【H×H 短編集 ✴︎ R18】狂気の先にある日常
第1章 赤いシャツ ※裏 イルミ×使用人
ナレッタは演技をしていた。
限界に見せかけて残した余力はすべてイルミを刺す右手へ流し込んでいた。
イルミのオーラの微弱な変化に細心の注意を払い、悟られないように少しずつ。
ただこの匂いを胸に吸い込むためだけに。
ナレッタとて年頃の女だ。
物理的な刺激なら、その気になればいつでも手に入る。こんなリスクを負う必要などない。
目の前の暗殺者よりまともな、飢えた男などいくらでもいる。
けれど、違う。
イルミの血は今ここでしか手に入らない。それが目の前に鮮明に滴っている。
ナレッタはナイフを握ったまま、イルミの首に腕を回し首筋に顔を寄せた。胸まで深く息を吸い込めば、じんわりと腹の底まで満たされて、挿入されたままのイルミをきつく締め付ける。
(あぁ……――)
匂いに呼び覚まされたのは、泣いていた記憶。
昔、ナレッタは屋敷でいつも泣いていた。泣きながら赤く染まったシャツを洗って、洗いながらシャツを染めた血は誰のものか想像し、やがて地獄を見ているのは自分だけではない事実に行きついた。
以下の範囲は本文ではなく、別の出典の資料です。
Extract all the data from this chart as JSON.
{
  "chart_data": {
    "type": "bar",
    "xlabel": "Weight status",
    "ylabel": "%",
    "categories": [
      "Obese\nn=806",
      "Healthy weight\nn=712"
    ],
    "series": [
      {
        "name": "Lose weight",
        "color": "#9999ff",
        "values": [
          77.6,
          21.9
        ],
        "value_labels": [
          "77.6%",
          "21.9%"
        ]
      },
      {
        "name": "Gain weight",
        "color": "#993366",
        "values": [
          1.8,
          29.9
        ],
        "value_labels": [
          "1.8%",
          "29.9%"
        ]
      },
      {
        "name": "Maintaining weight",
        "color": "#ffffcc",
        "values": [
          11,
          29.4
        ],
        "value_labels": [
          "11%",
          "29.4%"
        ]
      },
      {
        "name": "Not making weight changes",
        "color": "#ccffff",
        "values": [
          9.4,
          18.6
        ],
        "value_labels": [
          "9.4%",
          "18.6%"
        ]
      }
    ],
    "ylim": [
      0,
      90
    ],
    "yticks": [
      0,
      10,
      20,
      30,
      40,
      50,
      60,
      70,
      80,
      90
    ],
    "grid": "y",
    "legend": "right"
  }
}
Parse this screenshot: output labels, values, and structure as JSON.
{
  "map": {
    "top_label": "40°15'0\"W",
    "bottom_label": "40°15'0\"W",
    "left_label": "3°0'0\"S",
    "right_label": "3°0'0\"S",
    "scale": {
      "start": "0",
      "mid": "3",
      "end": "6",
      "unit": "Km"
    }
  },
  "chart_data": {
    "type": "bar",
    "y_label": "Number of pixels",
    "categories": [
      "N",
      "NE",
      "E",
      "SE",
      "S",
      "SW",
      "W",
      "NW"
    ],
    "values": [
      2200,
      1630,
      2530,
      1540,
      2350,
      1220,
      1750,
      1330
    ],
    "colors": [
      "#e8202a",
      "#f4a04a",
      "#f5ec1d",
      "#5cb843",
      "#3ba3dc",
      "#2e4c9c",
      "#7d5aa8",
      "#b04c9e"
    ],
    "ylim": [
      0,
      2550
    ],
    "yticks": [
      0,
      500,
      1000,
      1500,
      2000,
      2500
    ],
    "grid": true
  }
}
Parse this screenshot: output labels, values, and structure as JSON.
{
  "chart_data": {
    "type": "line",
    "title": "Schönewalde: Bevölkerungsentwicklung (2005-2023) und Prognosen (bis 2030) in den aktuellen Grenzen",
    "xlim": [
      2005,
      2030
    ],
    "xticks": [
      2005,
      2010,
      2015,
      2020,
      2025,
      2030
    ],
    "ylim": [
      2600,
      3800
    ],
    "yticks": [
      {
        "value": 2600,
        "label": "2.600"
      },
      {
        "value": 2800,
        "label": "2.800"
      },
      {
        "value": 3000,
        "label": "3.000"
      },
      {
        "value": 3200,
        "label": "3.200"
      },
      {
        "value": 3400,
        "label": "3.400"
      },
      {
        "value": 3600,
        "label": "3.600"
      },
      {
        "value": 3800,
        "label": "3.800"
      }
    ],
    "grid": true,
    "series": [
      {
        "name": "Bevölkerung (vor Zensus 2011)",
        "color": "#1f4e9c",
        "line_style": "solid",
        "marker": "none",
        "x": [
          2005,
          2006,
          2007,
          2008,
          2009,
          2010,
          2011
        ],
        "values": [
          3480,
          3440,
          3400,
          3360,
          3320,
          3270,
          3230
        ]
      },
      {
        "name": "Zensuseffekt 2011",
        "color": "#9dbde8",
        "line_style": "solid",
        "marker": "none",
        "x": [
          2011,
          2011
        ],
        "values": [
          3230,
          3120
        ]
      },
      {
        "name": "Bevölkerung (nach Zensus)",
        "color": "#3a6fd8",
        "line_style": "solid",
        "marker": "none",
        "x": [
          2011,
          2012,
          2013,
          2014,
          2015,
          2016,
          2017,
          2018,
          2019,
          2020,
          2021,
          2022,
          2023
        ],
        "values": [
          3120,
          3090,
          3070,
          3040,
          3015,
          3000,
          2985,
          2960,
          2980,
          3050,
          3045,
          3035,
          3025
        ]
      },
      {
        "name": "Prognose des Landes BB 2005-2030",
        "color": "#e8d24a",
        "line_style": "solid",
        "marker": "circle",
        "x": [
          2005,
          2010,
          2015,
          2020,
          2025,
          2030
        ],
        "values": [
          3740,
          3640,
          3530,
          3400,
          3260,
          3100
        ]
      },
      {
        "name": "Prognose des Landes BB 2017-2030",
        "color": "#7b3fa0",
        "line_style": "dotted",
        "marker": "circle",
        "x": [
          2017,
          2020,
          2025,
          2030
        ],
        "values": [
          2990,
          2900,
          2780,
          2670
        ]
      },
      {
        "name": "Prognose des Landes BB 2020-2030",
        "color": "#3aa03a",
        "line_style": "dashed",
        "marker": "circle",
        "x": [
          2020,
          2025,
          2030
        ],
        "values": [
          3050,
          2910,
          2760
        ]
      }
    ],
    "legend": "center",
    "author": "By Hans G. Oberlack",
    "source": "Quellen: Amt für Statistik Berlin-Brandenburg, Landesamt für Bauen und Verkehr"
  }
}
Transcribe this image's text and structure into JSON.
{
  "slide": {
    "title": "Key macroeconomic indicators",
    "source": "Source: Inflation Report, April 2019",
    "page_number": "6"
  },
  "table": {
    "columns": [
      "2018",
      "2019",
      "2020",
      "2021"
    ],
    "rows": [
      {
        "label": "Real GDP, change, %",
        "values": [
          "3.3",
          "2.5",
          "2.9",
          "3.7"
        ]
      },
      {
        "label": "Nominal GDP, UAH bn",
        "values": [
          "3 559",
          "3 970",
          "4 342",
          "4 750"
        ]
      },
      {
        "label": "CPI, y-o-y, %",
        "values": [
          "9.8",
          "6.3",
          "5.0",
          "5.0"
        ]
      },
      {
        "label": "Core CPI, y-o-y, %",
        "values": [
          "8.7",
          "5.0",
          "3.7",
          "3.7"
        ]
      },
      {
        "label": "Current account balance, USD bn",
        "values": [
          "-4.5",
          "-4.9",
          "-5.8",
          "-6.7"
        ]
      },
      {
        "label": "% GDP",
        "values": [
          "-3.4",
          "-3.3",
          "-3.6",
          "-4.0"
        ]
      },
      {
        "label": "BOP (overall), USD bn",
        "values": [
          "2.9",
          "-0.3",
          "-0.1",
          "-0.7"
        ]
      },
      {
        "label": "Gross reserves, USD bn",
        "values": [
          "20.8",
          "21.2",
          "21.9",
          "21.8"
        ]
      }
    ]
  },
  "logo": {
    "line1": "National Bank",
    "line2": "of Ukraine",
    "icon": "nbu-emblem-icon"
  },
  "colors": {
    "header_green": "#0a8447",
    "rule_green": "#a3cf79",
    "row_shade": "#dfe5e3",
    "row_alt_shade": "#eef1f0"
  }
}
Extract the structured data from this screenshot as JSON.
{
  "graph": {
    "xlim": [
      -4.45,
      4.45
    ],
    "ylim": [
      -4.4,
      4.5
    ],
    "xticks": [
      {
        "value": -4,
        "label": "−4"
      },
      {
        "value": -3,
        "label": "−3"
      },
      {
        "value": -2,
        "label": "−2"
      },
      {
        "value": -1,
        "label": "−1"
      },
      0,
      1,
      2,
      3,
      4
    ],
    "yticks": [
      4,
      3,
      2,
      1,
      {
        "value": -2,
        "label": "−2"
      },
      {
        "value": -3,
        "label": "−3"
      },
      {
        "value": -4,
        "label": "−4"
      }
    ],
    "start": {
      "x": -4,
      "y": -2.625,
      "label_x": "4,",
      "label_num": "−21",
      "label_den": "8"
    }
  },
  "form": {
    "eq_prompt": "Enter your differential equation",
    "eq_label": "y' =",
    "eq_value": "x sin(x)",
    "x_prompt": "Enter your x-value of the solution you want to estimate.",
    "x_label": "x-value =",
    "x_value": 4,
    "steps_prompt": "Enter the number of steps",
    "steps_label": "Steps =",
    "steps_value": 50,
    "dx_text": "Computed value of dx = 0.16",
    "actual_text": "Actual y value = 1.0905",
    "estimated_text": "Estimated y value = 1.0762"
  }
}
それは使用人として生きるナレッタにとって、何よりも嘘のない慰めだった。
(……そうだったんだ)
イルミは知らないまま、ずっと、ずっとナレッタを慰めていた。
「なんで?」
首から一筋垂れる血には構わないまま、イルミは不思議そうに目を見開く。
「俺のこと、嫌いなんじゃないの」
「私はイルミ様に特別な感情など持ち合わせておりません」
抑えた声とは裏腹に、結合部からは蜜がぐずぐずと溢れていた。
「こんなになってて、そう言われても」
幸福が溶け出したような視線が、伏せられた睫毛の隙間からイルミへ向けられる。
「……、イルミ様……」
とろけた視線と小さな声が胸にわずかに引っかかり、イルミは一瞬だけ呼吸を止めた。
殺そうとしておきながら、自分の名前をここまで切なく呼ぶ。
殺意の奥に執着が滲んだその目は、どこか自分を必要としているように見えた。